Tuesday, September 09, 2008

Supari's Conspiracy Theories

 

# 2288

 

 

 

 

Today Lisa Schnirring of CIDRAP News gives us a detailed look at some of the conspiracy theories being openly espoused by Indonesia's Health Minister, Siti Fadilah Supari.

 

 

Minister Supari apparently believes that the west (that's us) routinely create and release deadly viruses to plague the inhabitants of poorer nations, just so we can sell them expensive vaccines and medicines.  

 

Supari is using her beliefs to justify, in part, her decision not to release H5N1 virus samples to world health authorities.  

 

 

 

I've just included the opening few paragraphs to Lisa's report.
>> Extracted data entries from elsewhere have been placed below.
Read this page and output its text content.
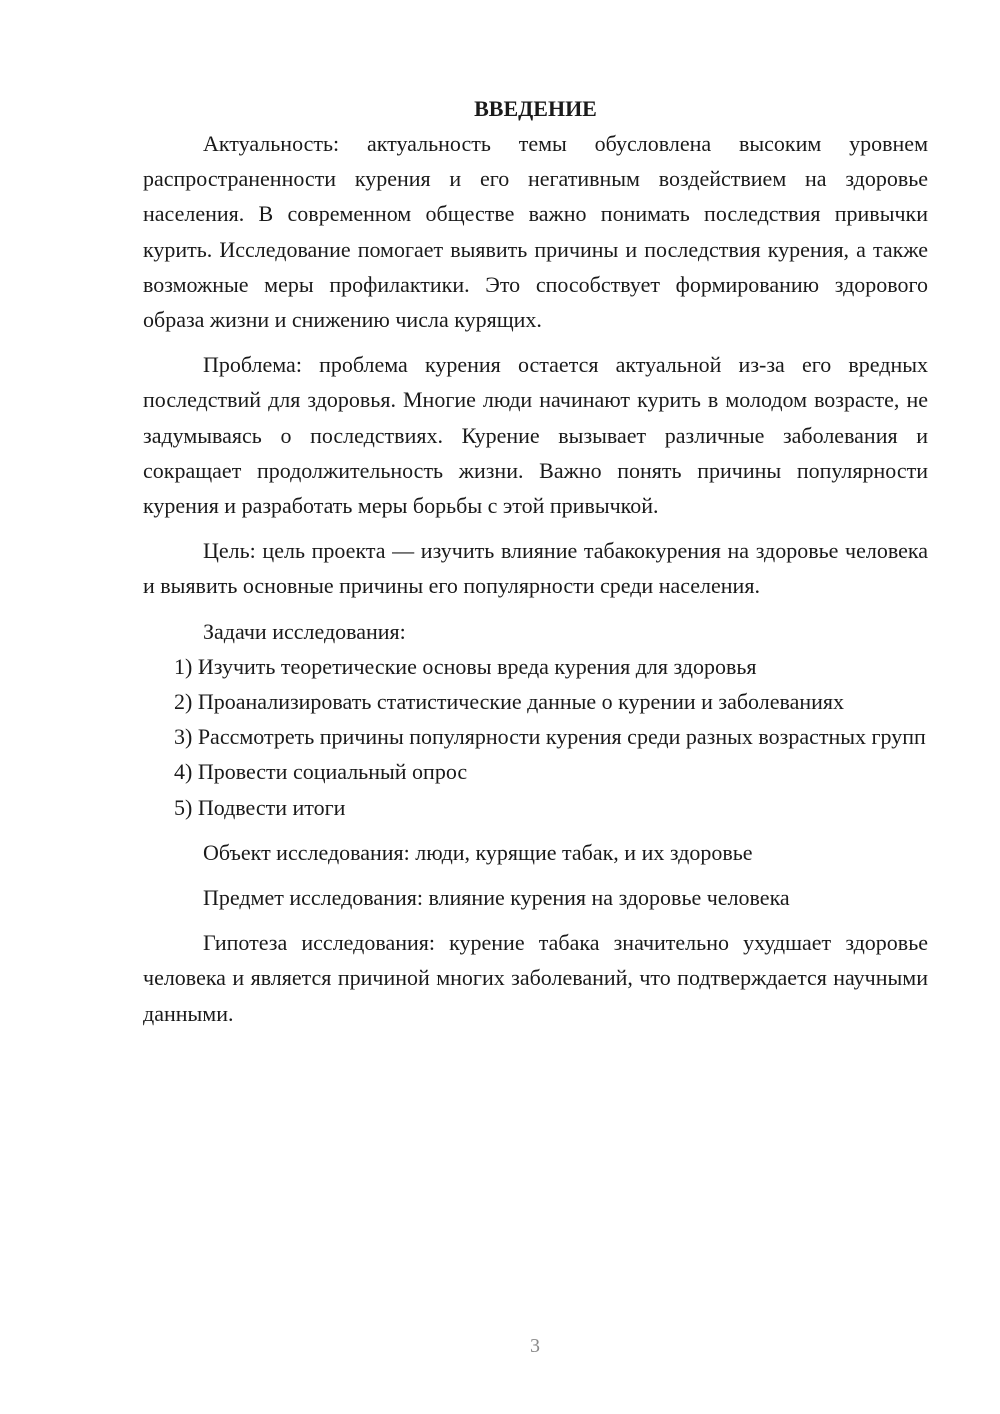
ВВЕДЕНИЕ

Актуальность: актуальность темы обусловлена высоким уровнем распространенности курения и его негативным воздействием на здоровье населения. В современном обществе важно понимать последствия привычки курить. Исследование помогает выявить причины и последствия курения, а также возможные меры профилактики. Это способствует формированию здорового образа жизни и снижению числа курящих.

Проблема: проблема курения остается актуальной из-за его вредных последствий для здоровья. Многие люди начинают курить в молодом возрасте, не задумываясь о последствиях. Курение вызывает различные заболевания и сокращает продолжительность жизни. Важно понять причины популярности курения и разработать меры борьбы с этой привычкой.

Цель: цель проекта — изучить влияние табакокурения на здоровье человека и выявить основные причины его популярности среди населения.

Задачи исследования:

1) Изучить теоретические основы вреда курения для здоровья

2) Проанализировать статистические данные о курении и заболеваниях

3) Рассмотреть причины популярности курения среди разных возрастных групп

4) Провести социальный опрос

5) Подвести итоги

Объект исследования: люди, курящие табак, и их здоровье

Предмет исследования: влияние курения на здоровье человека

Гипотеза исследования: курение табака значительно ухудшает здоровье человека и является причиной многих заболеваний, что подтверждается научными данными.

3
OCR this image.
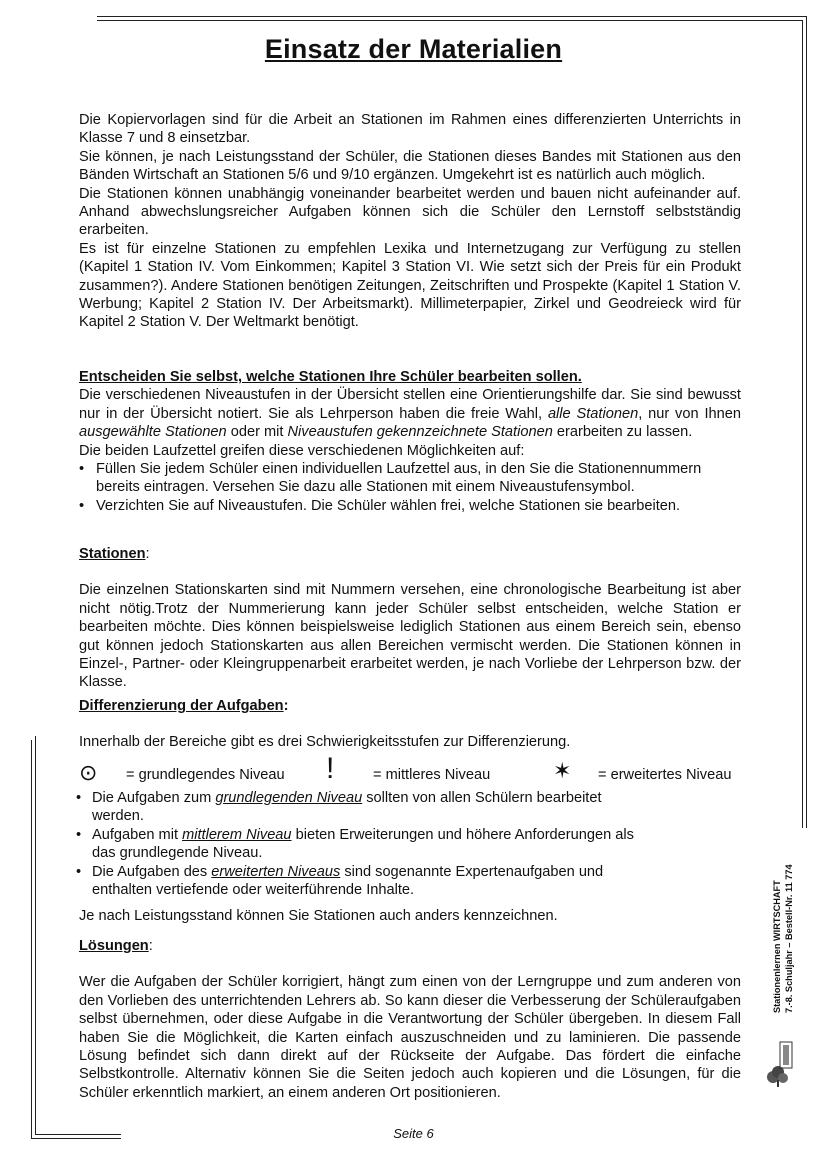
Einsatz der Materialien

Die Kopiervorlagen sind für die Arbeit an Stationen im Rahmen eines differenzierten Unterrichts in Klasse 7 und 8 einsetzbar.

Sie können, je nach Leistungsstand der Schüler, die Stationen dieses Bandes mit Stationen aus den Bänden Wirtschaft an Stationen 5/6 und 9/10 ergänzen. Umgekehrt ist es natürlich auch möglich.

Die Stationen können unabhängig voneinander bearbeitet werden und bauen nicht aufeinander auf. Anhand abwechslungsreicher Aufgaben können sich die Schüler den Lernstoff selbstständig erarbeiten.

Es ist für einzelne Stationen zu empfehlen Lexika und Internetzugang zur Verfügung zu stellen (Kapitel 1 Station IV. Vom Einkommen; Kapitel 3 Station VI. Wie setzt sich der Preis für ein Produkt zusammen?). Andere Stationen benötigen Zeitungen, Zeitschriften und Prospekte (Kapitel 1 Station V. Werbung; Kapitel 2 Station IV. Der Arbeitsmarkt). Millimeterpapier, Zirkel und Geodreieck wird für Kapitel 2 Station V. Der Weltmarkt benötigt.

Entscheiden Sie selbst, welche Stationen Ihre Schüler bearbeiten sollen.

Die verschiedenen Niveaustufen in der Übersicht stellen eine Orientierungshilfe dar. Sie sind bewusst nur in der Übersicht notiert. Sie als Lehrperson haben die freie Wahl, alle Stationen, nur von Ihnen ausgewählte Stationen oder mit Niveaustufen gekennzeichnete Stationen erarbeiten zu lassen.

Die beiden Laufzettel greifen diese verschiedenen Möglichkeiten auf:

• Füllen Sie jedem Schüler einen individuellen Laufzettel aus, in den Sie die Stationennummern bereits eintragen. Versehen Sie dazu alle Stationen mit einem Niveaustufensymbol.
• Verzichten Sie auf Niveaustufen. Die Schüler wählen frei, welche Stationen sie bearbeiten.

Stationen:

Die einzelnen Stationskarten sind mit Nummern versehen, eine chronologische Bearbeitung ist aber nicht nötig.Trotz der Nummerierung kann jeder Schüler selbst entscheiden, welche Station er bearbeiten möchte. Dies können beispielsweise lediglich Stationen aus einem Bereich sein, ebenso gut können jedoch Stationskarten aus allen Bereichen vermischt werden. Die Stationen können in Einzel-, Partner- oder Kleingruppenarbeit erarbeitet werden, je nach Vorliebe der Lehrperson bzw. der Klasse.

Differenzierung der Aufgaben:

Innerhalb der Bereiche gibt es drei Schwierigkeitsstufen zur Differenzierung.

⊙ = grundlegendes Niveau !	= mittleres Niveau	✶ = erweitertes Niveau
• Die Aufgaben zum grundlegenden Niveau sollten von allen Schülern bearbeitet werden.
• Aufgaben mit mittlerem Niveau bieten Erweiterungen und höhere Anforderungen als das grundlegende Niveau.
• Die Aufgaben des erweiterten Niveaus sind sogenannte Expertenaufgaben und enthalten vertiefende oder weiterführende Inhalte.

Je nach Leistungsstand können Sie Stationen auch anders kennzeichnen.

Lösungen:

Wer die Aufgaben der Schüler korrigiert, hängt zum einen von der Lerngruppe und zum anderen von den Vorlieben des unterrichtenden Lehrers ab. So kann dieser die Verbesserung der Schüleraufgaben selbst übernehmen, oder diese Aufgabe in die Verantwortung der Schüler übergeben. In diesem Fall haben Sie die Möglichkeit, die Karten einfach auszuschneiden und zu laminieren. Die passende Lösung befindet sich dann direkt auf der Rückseite der Aufgabe. Das fördert die einfache Selbstkontrolle. Alternativ können Sie die Seiten jedoch auch kopieren und die Lösungen, für die Schüler erkenntlich markiert, an einem anderen Ort positionieren.

Stationenlernen WIRTSCHAFT 7.-8. Schuljahr – Bestell-Nr. 11 774
Seite 6
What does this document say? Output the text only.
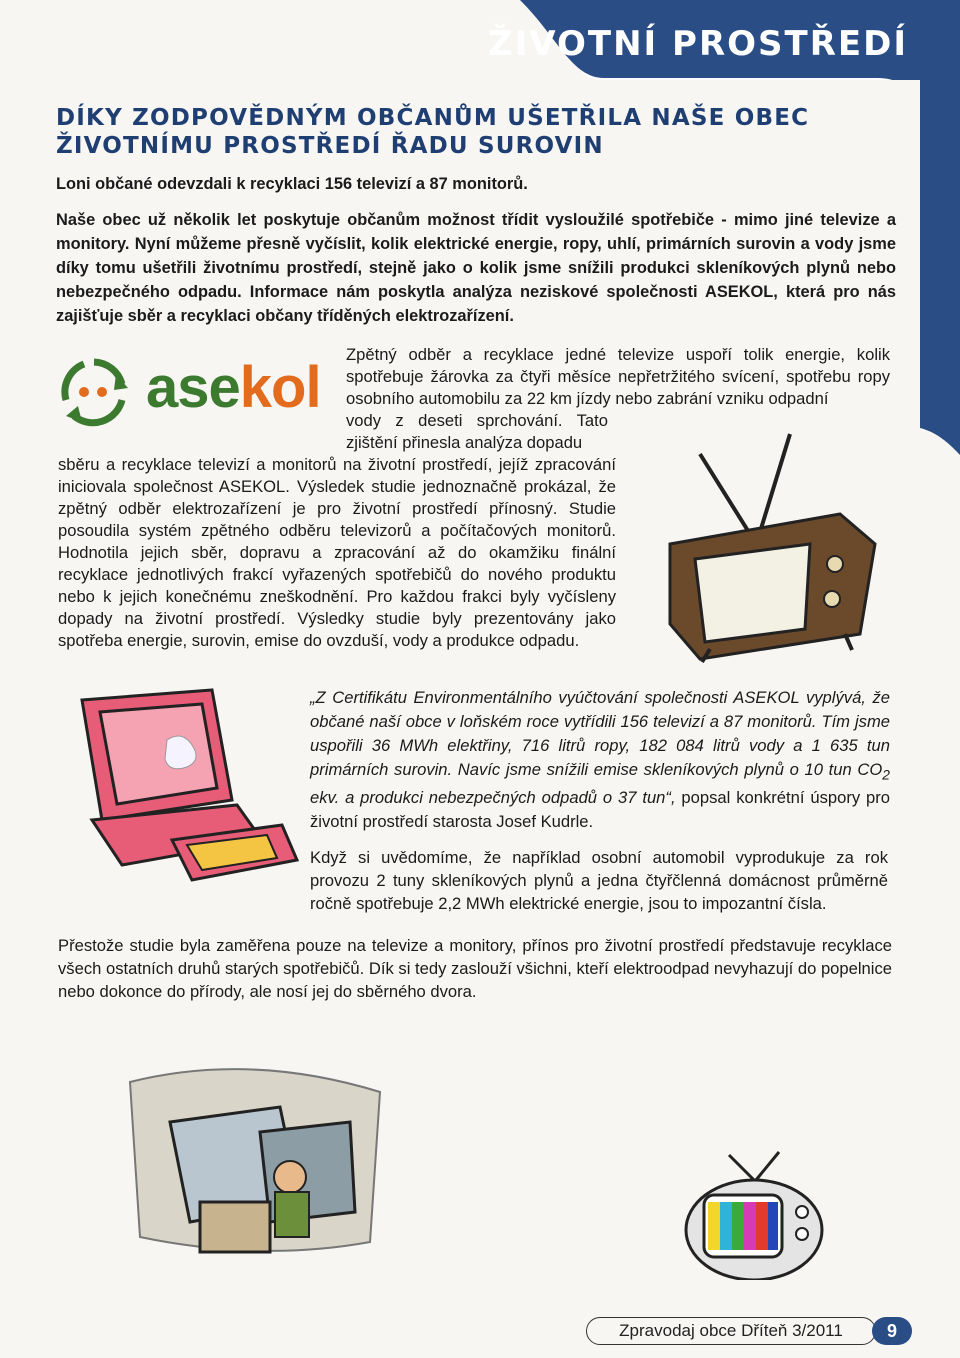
ŽIVOTNÍ PROSTŘEDÍ
DÍKY ZODPOVĚDNÝM OBČANŮM UŠETŘILA NAŠE OBEC
ŽIVOTNÍMU PROSTŘEDÍ ŘADU SUROVIN

Loni občané odevzdali k recyklaci 156 televizí a 87 monitorů.

Naše obec už několik let poskytuje občanům možnost třídit vysloužilé spotřebiče - mimo jiné televize a monitory. Nyní můžeme přesně vyčíslit, kolik elektrické energie, ropy, uhlí, primárních surovin a vody jsme díky tomu ušetřili životnímu prostředí, stejně jako o kolik jsme snížili produkci skleníkových plynů nebo nebezpečného odpadu. Informace nám poskytla analýza neziskové společnosti ASEKOL, která pro nás zajišťuje sběr a recyklaci občany tříděných elektrozařízení.

asekol

Zpětný odběr a recyklace jedné televize uspoří tolik energie, kolik spotřebuje žárovka za čtyři měsíce nepřetržitého svícení, spotřebu ropy osobního automobilu za 22 km jízdy nebo zabrání vzniku odpadní

vody z deseti sprchování. Tato zjištění přinesla analýza dopadu

sběru a recyklace televizí a monitorů na životní prostředí, jejíž zpracování iniciovala společnost ASEKOL. Výsledek studie jednoznačně prokázal, že zpětný odběr elektrozařízení je pro životní prostředí přínosný. Studie posoudila systém zpětného odběru televizorů a počítačových monitorů. Hodnotila jejich sběr, dopravu a zpracování až do okamžiku finální recyklace jednotlivých frakcí vyřazených spotřebičů do nového produktu nebo k jejich konečnému zneškodnění. Pro každou frakci byly vyčísleny dopady na životní prostředí. Výsledky studie byly prezentovány jako spotřeba energie, surovin, emise do ovzduší, vody a produkce odpadu.

„Z Certifikátu Environmentálního vyúčtování společnosti ASEKOL vyplývá, že občané naší obce v loňském roce vytřídili 156 televizí a 87 monitorů. Tím jsme uspořili 36 MWh elektřiny, 716 litrů ropy, 182 084 litrů vody a 1 635 tun primárních surovin. Navíc jsme snížili emise skleníkových plynů o 10 tun $CO_2$ ekv. a produkci nebezpečných odpadů o 37 tun“, popsal konkrétní úspory pro životní prostředí starosta Josef Kudrle.

Když si uvědomíme, že například osobní automobil vyprodukuje za rok provozu 2 tuny skleníkových plynů a jedna čtyřčlenná domácnost průměrně ročně spotřebuje 2,2 MWh elektrické energie, jsou to impozantní čísla.

Přestože studie byla zaměřena pouze na televize a monitory, přínos pro životní prostředí představuje recyklace všech ostatních druhů starých spotřebičů. Dík si tedy zaslouží všichni, kteří elektroodpad nevyhazují do popelnice nebo dokonce do přírody, ale nosí jej do sběrného dvora.

Zpravodaj obce Dříteň 3/2011	9
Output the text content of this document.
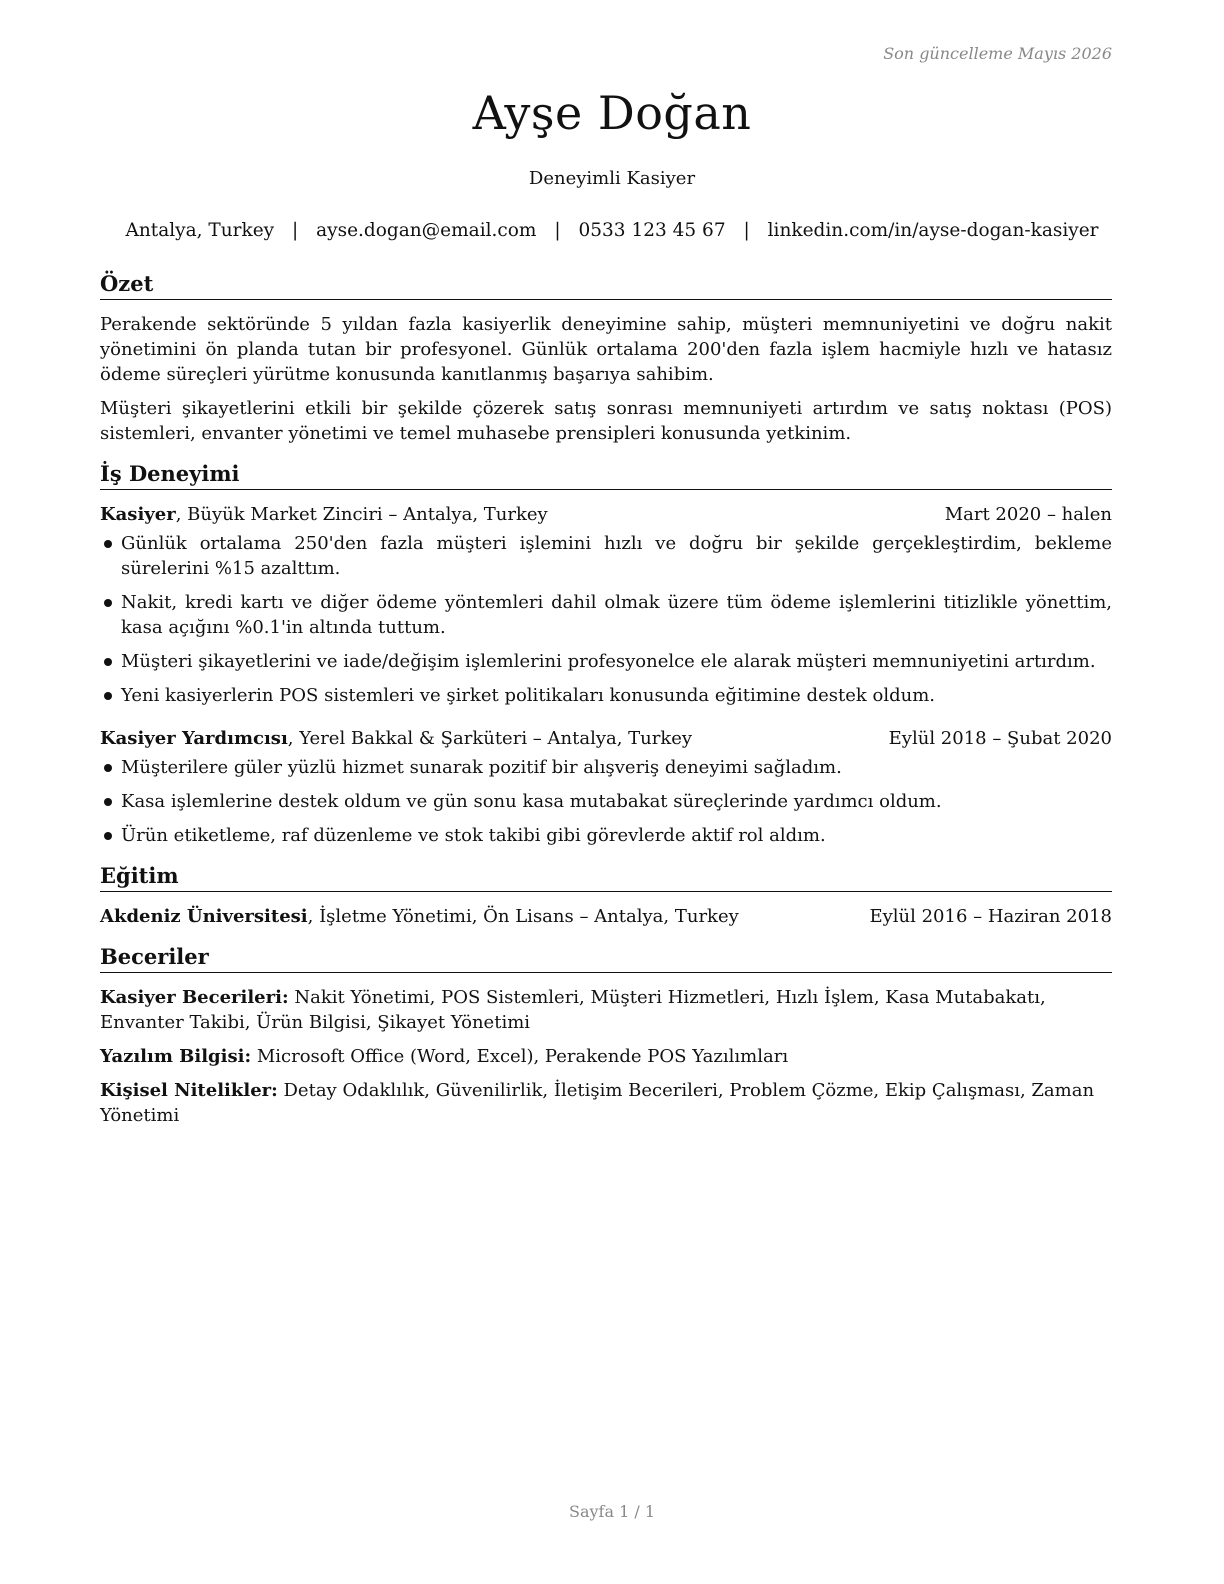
Son güncelleme Mayıs 2026
Ayşe Doğan
Deneyimli Kasiyer
Antalya, Turkey | ayse.dogan@email.com | 0533 123 45 67 | linkedin.com/in/ayse-dogan-kasiyer
Özet

Perakende sektöründe 5 yıldan fazla kasiyerlik deneyimine sahip, müşteri memnuniyetini ve doğru nakit yönetimini ön planda tutan bir profesyonel. Günlük ortalama 200'den fazla işlem hacmiyle hızlı ve hatasız ödeme süreçleri yürütme konusunda kanıtlanmış başarıya sahibim.

Müşteri şikayetlerini etkili bir şekilde çözerek satış sonrası memnuniyeti artırdım ve satış noktası (POS) sistemleri, envanter yönetimi ve temel muhasebe prensipleri konusunda yetkinim.

İş Deneyimi
Kasiyer, Büyük Market Zinciri – Antalya, Turkey	Mart 2020 – halen
Günlük ortalama 250'den fazla müşteri işlemini hızlı ve doğru bir şekilde gerçekleştirdim, bekleme sürelerini %15 azalttım.
Nakit, kredi kartı ve diğer ödeme yöntemleri dahil olmak üzere tüm ödeme işlemlerini titizlikle yönettim, kasa açığını %0.1'in altında tuttum.
Müşteri şikayetlerini ve iade/değişim işlemlerini profesyonelce ele alarak müşteri memnuniyetini artırdım.
Yeni kasiyerlerin POS sistemleri ve şirket politikaları konusunda eğitimine destek oldum.
Kasiyer Yardımcısı, Yerel Bakkal & Şarküteri – Antalya, Turkey	Eylül 2018 – Şubat 2020
Müşterilere güler yüzlü hizmet sunarak pozitif bir alışveriş deneyimi sağladım.
Kasa işlemlerine destek oldum ve gün sonu kasa mutabakat süreçlerinde yardımcı oldum.
Ürün etiketleme, raf düzenleme ve stok takibi gibi görevlerde aktif rol aldım.
Eğitim
Akdeniz Üniversitesi, İşletme Yönetimi, Ön Lisans – Antalya, Turkey	Eylül 2016 – Haziran 2018
Beceriler
Kasiyer Becerileri: Nakit Yönetimi, POS Sistemleri, Müşteri Hizmetleri, Hızlı İşlem, Kasa Mutabakatı, Envanter Takibi, Ürün Bilgisi, Şikayet Yönetimi
Yazılım Bilgisi: Microsoft Office (Word, Excel), Perakende POS Yazılımları
Kişisel Nitelikler: Detay Odaklılık, Güvenilirlik, İletişim Becerileri, Problem Çözme, Ekip Çalışması, Zaman Yönetimi
Sayfa 1 / 1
As always with CIDRAP reporting, it is well worth your time to follow the link to read the entire article.

 

 

 

Supari accuses rich nations of creating viruses for profit

 

Lisa Schnirring * Staff Writer

 

Sep 8, 2008 (CIDRAP News) – Indonesian health minister Siti Fadilah Supari, who is at the center of an international controversy over sharing of H5N1 avian influenza virus samples, recently claimed that developed countries are creating new viruses as a means of building new markets for vaccines, according to an Agence France-Presse (AFP) report.

 

 

In February, Supari published a 182-page book titled Time for the World to Change: God is Behind the Avian Influenza Virus, which alleges that the United States intended to produce a biological weapon with the H5N1 virus and the World Health Organization (WHO) was conspiring to profit from H5N1 vaccines.

 

 

At a recent book discussion, Supari told the crowd that wealthy nations are creating "new viruses" that are meant to infect people in poorer nations in order to help drug companies sell more vaccines, according to a Sep 7 AFP report.

 

 

"The conspiracy between superpower nations and global organizations isn't a theory, isn't rhetoric, but it's something I've experienced myself," Supari told the crowd, according to AFP.

 

 

In early 2007 Indonesia announced that it had stopped sharing H5N1 virus samples with the WHO. The country based its action on what it saw as a lack of access to pandemic vaccines that are produced by pharmaceutical companies in developed nations from the shared samples.